Updated: Mar 24, 2020

By Giulio D'Ercole


Where am I from?

When I am asked where I am from, my reply is: I am Roman first, then I am a World citizen, then I am European and finally I am Italian.

Today, I feel being all of that exactly at the same time and with no difference, but today, even more and more than ever, I also want to feel part of a great Idea: The European Union.


The Birth of an Ideal

Here, Coronavirus is striking more harshly, putting millions of lives at risk and destroying not only the economy of individuals, companies and nations, but also the sense of unity that was the great revolutionary ideal and vision of those politicians, intellectuals, philosopher that fought for a united Europe. Those people were Altiero Spinelli, Konrad Adenauer, Joseph Bech, Johan Willem Beyen, Winston Churchill, Nicole Fontaine, Alcide De Gasperi, Walter Hallstein, Ursula Hirschmann, Nilde Iotti, Marga Klompé, Anna Lindh, Helmut Kohl, François Mitterrand, Sicco Mansholt, Melina Mercouri, Jean Monnet, Robert Schuman, Paul-Henri Spaak, Simone Veil, Louise Weiss.

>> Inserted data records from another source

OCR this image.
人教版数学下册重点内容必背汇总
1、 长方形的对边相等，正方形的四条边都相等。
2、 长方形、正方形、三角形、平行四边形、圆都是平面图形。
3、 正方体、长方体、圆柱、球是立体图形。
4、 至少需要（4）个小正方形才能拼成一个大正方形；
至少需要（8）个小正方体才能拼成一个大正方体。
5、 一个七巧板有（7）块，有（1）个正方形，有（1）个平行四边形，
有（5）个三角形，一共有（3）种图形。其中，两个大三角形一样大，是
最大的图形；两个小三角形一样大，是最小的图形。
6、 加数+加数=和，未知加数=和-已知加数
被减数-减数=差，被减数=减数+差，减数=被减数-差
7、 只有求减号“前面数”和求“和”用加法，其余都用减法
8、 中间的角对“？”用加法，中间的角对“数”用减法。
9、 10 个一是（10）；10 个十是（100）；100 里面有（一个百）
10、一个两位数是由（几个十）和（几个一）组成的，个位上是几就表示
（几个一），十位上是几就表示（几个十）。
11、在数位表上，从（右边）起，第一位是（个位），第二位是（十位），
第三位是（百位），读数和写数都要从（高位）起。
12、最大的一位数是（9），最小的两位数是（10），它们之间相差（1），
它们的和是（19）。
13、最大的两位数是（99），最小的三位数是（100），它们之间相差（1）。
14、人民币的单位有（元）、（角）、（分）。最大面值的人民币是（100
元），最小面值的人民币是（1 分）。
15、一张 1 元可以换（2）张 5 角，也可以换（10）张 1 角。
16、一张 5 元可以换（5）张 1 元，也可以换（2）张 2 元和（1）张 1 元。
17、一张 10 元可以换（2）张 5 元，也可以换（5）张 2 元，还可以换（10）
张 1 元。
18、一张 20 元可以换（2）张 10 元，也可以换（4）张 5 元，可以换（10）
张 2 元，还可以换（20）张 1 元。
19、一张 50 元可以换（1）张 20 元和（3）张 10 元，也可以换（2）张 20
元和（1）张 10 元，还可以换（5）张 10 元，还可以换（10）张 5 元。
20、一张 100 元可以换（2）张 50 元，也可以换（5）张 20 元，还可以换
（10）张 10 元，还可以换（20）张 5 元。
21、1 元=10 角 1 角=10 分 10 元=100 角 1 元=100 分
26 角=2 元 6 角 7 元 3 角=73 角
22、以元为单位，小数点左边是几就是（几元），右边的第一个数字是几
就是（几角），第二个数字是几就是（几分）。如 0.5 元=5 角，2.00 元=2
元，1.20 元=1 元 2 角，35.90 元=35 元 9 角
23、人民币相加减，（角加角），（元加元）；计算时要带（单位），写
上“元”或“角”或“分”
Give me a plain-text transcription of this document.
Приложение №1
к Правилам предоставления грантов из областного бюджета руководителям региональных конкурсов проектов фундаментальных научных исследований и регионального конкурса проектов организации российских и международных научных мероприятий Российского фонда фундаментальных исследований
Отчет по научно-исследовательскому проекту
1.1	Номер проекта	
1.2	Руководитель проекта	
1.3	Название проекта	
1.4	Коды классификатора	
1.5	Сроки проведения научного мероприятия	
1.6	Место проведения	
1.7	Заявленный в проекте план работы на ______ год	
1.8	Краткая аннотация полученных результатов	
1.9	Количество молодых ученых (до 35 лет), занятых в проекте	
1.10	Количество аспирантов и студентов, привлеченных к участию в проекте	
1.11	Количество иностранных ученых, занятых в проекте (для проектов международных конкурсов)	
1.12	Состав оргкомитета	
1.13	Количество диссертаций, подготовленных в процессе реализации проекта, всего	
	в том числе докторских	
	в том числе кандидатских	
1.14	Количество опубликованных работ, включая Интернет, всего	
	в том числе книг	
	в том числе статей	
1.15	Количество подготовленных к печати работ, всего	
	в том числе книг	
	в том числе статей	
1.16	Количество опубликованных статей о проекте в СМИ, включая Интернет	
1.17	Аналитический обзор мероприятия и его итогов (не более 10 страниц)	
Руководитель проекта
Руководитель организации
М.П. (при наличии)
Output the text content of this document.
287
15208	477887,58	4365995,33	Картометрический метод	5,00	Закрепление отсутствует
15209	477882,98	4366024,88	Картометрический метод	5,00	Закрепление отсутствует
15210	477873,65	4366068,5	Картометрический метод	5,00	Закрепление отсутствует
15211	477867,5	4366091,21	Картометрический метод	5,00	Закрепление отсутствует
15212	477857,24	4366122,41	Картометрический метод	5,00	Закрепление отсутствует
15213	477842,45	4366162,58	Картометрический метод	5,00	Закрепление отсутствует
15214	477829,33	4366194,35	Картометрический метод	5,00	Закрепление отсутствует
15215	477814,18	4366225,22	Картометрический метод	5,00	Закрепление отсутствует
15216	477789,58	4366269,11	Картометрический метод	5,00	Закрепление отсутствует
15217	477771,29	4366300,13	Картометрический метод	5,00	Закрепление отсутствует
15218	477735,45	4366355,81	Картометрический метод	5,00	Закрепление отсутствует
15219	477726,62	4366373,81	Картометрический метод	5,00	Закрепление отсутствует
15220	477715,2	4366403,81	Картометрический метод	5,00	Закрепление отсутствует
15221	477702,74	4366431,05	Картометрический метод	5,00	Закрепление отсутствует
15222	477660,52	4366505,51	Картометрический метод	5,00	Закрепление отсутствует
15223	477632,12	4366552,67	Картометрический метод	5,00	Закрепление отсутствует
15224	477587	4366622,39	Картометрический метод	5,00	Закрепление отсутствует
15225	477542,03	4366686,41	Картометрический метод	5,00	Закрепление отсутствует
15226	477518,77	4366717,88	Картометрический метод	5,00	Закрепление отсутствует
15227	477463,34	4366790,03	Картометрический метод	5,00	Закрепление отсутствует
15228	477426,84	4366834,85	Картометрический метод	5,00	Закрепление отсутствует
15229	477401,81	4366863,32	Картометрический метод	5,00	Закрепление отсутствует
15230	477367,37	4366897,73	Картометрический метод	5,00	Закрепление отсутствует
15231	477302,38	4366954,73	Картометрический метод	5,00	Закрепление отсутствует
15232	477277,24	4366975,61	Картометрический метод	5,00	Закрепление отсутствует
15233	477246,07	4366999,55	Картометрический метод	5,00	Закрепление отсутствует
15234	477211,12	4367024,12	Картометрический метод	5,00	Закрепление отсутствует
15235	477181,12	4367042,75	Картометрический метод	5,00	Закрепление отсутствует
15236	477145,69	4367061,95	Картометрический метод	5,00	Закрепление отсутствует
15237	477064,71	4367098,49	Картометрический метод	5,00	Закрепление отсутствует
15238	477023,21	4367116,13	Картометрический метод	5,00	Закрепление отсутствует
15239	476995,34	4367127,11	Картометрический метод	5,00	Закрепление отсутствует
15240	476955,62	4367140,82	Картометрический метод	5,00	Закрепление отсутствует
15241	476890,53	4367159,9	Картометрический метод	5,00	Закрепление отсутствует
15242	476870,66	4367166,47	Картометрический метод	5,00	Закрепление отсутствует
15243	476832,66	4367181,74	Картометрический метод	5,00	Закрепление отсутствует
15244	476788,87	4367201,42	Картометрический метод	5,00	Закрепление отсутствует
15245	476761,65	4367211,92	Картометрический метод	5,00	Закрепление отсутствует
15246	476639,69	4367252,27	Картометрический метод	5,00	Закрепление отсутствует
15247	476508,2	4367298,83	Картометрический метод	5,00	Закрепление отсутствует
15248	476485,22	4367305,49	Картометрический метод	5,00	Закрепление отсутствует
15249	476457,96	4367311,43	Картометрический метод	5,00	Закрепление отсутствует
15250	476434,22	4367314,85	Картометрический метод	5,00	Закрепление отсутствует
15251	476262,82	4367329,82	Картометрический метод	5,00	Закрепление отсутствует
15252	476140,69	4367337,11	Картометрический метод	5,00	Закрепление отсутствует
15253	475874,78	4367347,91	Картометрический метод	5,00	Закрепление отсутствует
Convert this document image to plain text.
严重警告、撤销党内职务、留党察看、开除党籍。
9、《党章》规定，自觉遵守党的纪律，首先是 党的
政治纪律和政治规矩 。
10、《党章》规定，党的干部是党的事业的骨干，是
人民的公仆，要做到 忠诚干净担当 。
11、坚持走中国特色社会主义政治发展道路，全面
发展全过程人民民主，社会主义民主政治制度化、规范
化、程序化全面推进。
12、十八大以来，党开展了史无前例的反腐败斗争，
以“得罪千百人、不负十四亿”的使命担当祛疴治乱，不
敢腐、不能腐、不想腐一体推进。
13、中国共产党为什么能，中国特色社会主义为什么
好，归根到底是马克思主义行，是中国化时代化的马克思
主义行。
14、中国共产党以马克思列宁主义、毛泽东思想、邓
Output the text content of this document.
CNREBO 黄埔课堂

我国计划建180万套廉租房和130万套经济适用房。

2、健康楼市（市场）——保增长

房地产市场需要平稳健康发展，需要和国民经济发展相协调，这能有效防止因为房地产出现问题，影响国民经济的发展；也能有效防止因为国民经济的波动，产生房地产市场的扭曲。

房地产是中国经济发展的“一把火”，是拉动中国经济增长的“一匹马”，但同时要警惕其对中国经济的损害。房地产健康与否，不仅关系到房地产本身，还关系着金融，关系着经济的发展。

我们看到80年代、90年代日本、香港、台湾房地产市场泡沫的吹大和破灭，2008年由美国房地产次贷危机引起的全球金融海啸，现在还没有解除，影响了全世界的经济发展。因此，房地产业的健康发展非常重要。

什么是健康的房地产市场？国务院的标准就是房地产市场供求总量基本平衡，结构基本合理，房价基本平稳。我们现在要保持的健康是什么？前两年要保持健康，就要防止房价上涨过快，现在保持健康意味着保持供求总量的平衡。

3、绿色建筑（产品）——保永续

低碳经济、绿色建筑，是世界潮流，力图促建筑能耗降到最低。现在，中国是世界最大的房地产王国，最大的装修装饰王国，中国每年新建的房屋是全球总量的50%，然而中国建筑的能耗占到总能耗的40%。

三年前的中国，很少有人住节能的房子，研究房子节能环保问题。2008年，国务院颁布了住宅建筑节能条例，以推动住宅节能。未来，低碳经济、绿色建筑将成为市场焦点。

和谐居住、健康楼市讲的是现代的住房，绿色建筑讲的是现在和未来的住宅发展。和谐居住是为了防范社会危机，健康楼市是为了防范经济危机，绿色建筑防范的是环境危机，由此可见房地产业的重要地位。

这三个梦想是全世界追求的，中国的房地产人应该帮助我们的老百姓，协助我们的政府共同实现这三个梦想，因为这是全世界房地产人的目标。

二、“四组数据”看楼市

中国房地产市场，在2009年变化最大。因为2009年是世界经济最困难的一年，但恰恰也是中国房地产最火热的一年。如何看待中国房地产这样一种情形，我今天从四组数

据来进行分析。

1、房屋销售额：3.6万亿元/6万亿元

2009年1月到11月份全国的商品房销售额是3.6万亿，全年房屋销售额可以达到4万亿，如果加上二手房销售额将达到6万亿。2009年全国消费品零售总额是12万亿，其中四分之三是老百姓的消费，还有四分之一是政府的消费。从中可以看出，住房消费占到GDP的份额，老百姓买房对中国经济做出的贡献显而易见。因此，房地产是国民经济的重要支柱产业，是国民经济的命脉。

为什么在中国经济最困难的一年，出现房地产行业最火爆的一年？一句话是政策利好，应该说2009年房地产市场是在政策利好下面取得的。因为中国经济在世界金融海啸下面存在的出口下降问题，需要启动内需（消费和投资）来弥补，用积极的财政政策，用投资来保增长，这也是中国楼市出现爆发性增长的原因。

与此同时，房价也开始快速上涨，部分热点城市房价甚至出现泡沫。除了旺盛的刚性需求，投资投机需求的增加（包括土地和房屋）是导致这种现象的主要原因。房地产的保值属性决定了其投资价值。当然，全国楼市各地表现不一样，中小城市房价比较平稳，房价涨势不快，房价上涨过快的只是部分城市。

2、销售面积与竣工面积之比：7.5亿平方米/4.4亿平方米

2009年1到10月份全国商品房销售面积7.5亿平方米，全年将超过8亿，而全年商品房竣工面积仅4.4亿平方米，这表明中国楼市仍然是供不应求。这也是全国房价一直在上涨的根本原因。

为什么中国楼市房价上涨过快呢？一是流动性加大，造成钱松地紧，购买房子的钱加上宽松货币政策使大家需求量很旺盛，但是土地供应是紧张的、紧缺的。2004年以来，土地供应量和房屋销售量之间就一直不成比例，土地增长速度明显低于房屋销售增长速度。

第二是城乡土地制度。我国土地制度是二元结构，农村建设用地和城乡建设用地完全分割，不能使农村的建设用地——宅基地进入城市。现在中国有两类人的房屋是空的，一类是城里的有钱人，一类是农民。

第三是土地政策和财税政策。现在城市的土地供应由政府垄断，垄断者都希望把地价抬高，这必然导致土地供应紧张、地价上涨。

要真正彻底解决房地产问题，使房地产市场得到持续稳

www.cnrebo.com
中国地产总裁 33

They all knew and experienced the tragedy and the disasters caused by the previous two world wars, and like Martin Luther King after them, they had a dream: create a United Europe to avoid the same mistakes, the genocides, the divisions.

Those men were thinking of a better, more solid and supportive continent, one that could prevent conventional armed conflicts between its nations. Surely they were not imagining that their beloved Europe would have one day faced a completely different war, the one against an invisible enemy, a virus as small as 120nm (one nanometer is 1/1,000,000,000 of a meter.) that could dismantle the finally acquired sense of safety of twenty-seven countries.


From the Treaty of Rome up to today, a long difficult path.

Since 1957, when the Treaty of Rome established the European Economic Community (EEC), or "common market", lots has been done, lots has been achieved. Not everything has been good, many results have been far from ideal, divisions have been kept, double standards have been in place and sometimes reinforced by the lack of a united political idea and by the economic differences between northern and southern Europe. Furthermore many decisions were controversial, like the one about Greece during the economic crisis, in short, we seem to be far from having reached a true and deep new European identity.... but we are certainly better than in the 1930s. Just thing of Erasmus, Shengen and most of all this: The EU is "founded on the values of respect for human dignity, freedom, democracy, equality, the rule of law and respect for human rights, including the rights of persons belonging to minorities ... in a society in which pluralism, non-discrimination, tolerance, justice, solidarity and equality between women and men prevail."


We shall overcome ..the Coronavirus

Now what we must ask ourselves and what we must ask our representatives is: shall we succumb to the fears and divisions that Coronavirus might instill in us? Should we go back to the false sense of security provided by separated nations with their illusory sense of identity, or should we learn from all this incredible sci-fi looking like situation and build a better Europe? I am sure we should look ahead towards the time after the Coronavirus, keeping in mind that we can win this war only if we all act together, and work to build a much more equal Europe, one that praises its differences and at the same time provides a profound identity. Let's build the necessary medical walls amongst our countries now in order to kill the possibility of a devastating pandemic, but let's knock them down when everything will be over, to start a brand new world.


Where I am from!

I am from Rome, the World, Europe, Italy, Europe, the World, Rome, Italy, Rome Europe, the World..... and so are you, wherever you are!